LOL, yes, I considered that and simply forgot to add it. Thanks for the reminder.
DBT is a manualized approach to classical Buddhist mindfulness. But I don’t want to knock it, because it works for a lot of people who would otherwise reject a mindfulness practice. If you are the kind of person who needs your therapy to be “evidence-based” you will like DBT. However, the greatest predictor for “success” in therapy is the relationship between the therapist and patient/client/consumer.

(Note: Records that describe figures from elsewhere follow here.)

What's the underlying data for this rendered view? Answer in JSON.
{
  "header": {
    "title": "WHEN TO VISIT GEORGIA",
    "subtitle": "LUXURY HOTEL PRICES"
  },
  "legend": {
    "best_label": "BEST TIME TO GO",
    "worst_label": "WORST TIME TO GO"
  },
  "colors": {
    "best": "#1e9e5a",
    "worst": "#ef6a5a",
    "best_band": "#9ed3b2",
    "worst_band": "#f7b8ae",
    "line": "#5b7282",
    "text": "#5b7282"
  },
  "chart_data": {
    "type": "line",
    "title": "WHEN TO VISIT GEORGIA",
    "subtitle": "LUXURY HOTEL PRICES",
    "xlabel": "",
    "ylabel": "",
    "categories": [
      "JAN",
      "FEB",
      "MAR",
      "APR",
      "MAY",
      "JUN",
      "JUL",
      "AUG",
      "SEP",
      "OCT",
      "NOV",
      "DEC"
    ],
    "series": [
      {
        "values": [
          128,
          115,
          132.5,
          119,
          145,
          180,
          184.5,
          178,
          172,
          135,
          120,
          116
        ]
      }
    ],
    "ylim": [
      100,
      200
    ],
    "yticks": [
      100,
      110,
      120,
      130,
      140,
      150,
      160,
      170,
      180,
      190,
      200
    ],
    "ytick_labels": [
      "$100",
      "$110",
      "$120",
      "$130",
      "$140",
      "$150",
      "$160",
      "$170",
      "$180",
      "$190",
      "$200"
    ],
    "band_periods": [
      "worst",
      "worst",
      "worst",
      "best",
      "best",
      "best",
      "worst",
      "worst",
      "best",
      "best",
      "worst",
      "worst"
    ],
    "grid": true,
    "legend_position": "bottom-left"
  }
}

DBT was developed in the 1980s to be used with people who are highly emotionally reactive and chronically suicidal, and have difficulty regulating themselves, like people who may have been diagnosed with PTSD or Borderline Personality Disorder. It’s been studied up the wazzu and continues to be developed for use with other psychopathology/DSM diagnoses. It’s gained a lot of practitioners due to a lot of factors, not the least of which is that (unlike a lot of manualized therapies) you don’t need to go through a long expensive training program in order to practice it with clients.
Thanks for this. I didn’t know about this new variant if CBT.
I didn’t know about this either. I did 1 1/2 years of CBT for anxiety about, oh, 15 years ago. It made a real difference for me.
I’m happy for your success, it’s something many people strive to achieve. Thanks for creating an account to tell us about it.